The Book Room in the Old Water Tank; from The Merchants and Manufacturers of Chicago, 1873 (ichi-13217)
An acknowledged shortcoming of pre-fire Chicago was the lack of a free public library, and the loss to the flames of the nearest equivalent, the Chicago Library Association, spurred a movement to establish one. Following the conflagration, this movement found support in England, especially from Thomas Hughes, best known as the author of Tom Brown's School Days, who was at that time a member of Parliament. Soon a group of writers, publishers, and organizations collected some seven thousand books for Chicago, and in 1872 a public library was established in, of all places, a empty water reservoir next to the temporary city hall at Adams and LaSalle streets.
The library moved to a series of other places in the city, as different proposals for a permanent home were discussed. The idea of constructing a library building to commemorate the tenth anniversary of the fire gained much support, but it came to nothing. Among the locations of the library was the 1885 Chicago City Hall and Cook County Building. By 1897 it finally had a magnificent building of its own, now the Chicago Cultural Center, at Michigan and Randolph, on the site of what was known as Dearborn Park. Where the old library and the temporary city hall once stood at LaSalle and Adams has been occupied since 1886 by a Burnham & Root masterpiece, the Rookery Building.

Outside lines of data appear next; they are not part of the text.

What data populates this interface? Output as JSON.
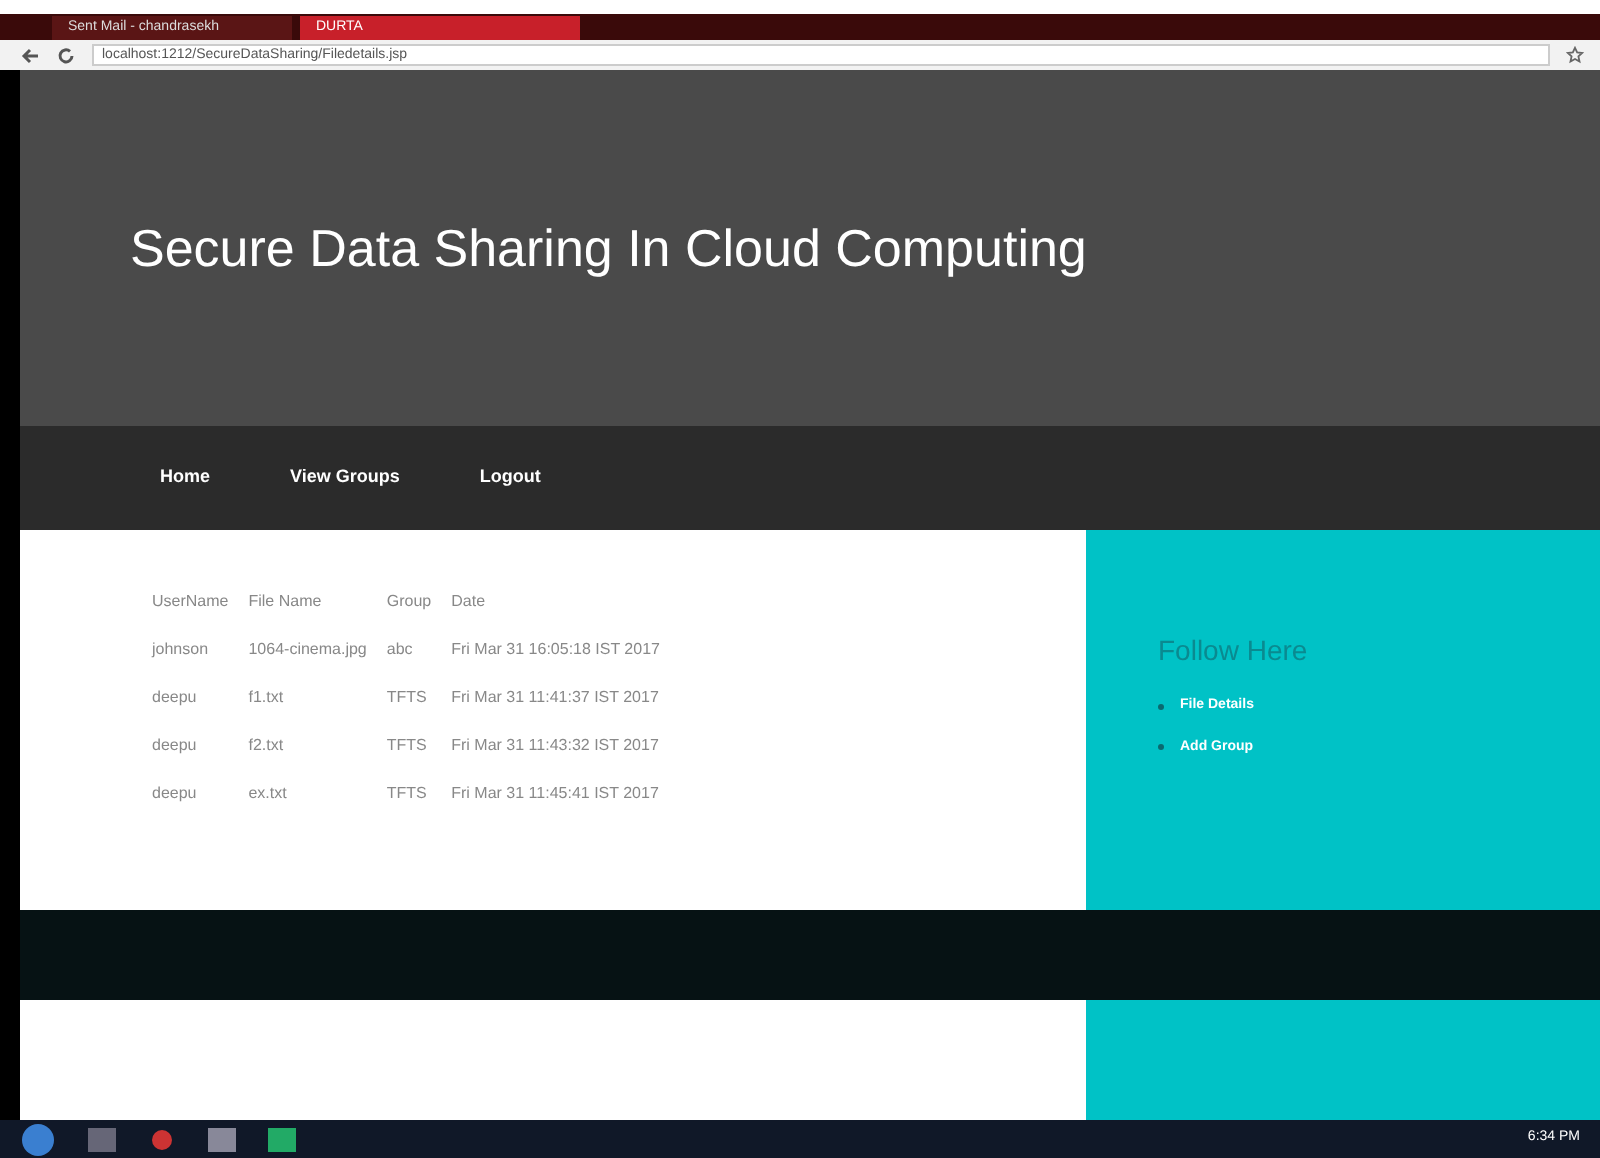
{
  "browser": {
    "tabs": [
      {
        "title": "Sent Mail - chandrasekh",
        "selected": false
      },
      {
        "title": "DURTA",
        "selected": true
      }
    ],
    "address": "localhost:1212/SecureDataSharing/Filedetails.jsp"
  },
  "header": {
    "title": "Secure Data Sharing In Cloud Computing"
  },
  "nav": [
    "Home",
    "View Groups",
    "Logout"
  ],
  "table": {
    "columns": [
      "UserName",
      "File Name",
      "Group",
      "Date"
    ],
    "rows": [
      [
        "johnson",
        "1064-cinema.jpg",
        "abc",
        "Fri Mar 31 16:05:18 IST 2017"
      ],
      [
        "deepu",
        "f1.txt",
        "TFTS",
        "Fri Mar 31 11:41:37 IST 2017"
      ],
      [
        "deepu",
        "f2.txt",
        "TFTS",
        "Fri Mar 31 11:43:32 IST 2017"
      ],
      [
        "deepu",
        "ex.txt",
        "TFTS",
        "Fri Mar 31 11:45:41 IST 2017"
      ]
    ]
  },
  "sidebar": {
    "title": "Follow Here",
    "links": [
      "File Details",
      "Add Group"
    ]
  },
  "taskbar": {
    "time": "6:34 PM"
  }
}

Rookery Building and Board of Trade; Photograph, ca. 1890 (ichi-00253)
Since 1886 a Burnham and Root masterpiece, the Rookery Building, has occupied the southeast corner of LaSalle and Adams street, where the temporary City Hall and public library once stood. Rooted at the intersection of LaSalle and Jackson is the Board of Trade building, designed by W. W. Boyington, which stood here from 1885 to 1929, when it was replaced by the current Board of Trade. Problems caused by the settlement of the building forced the removal of the 300-foot tower in 1895.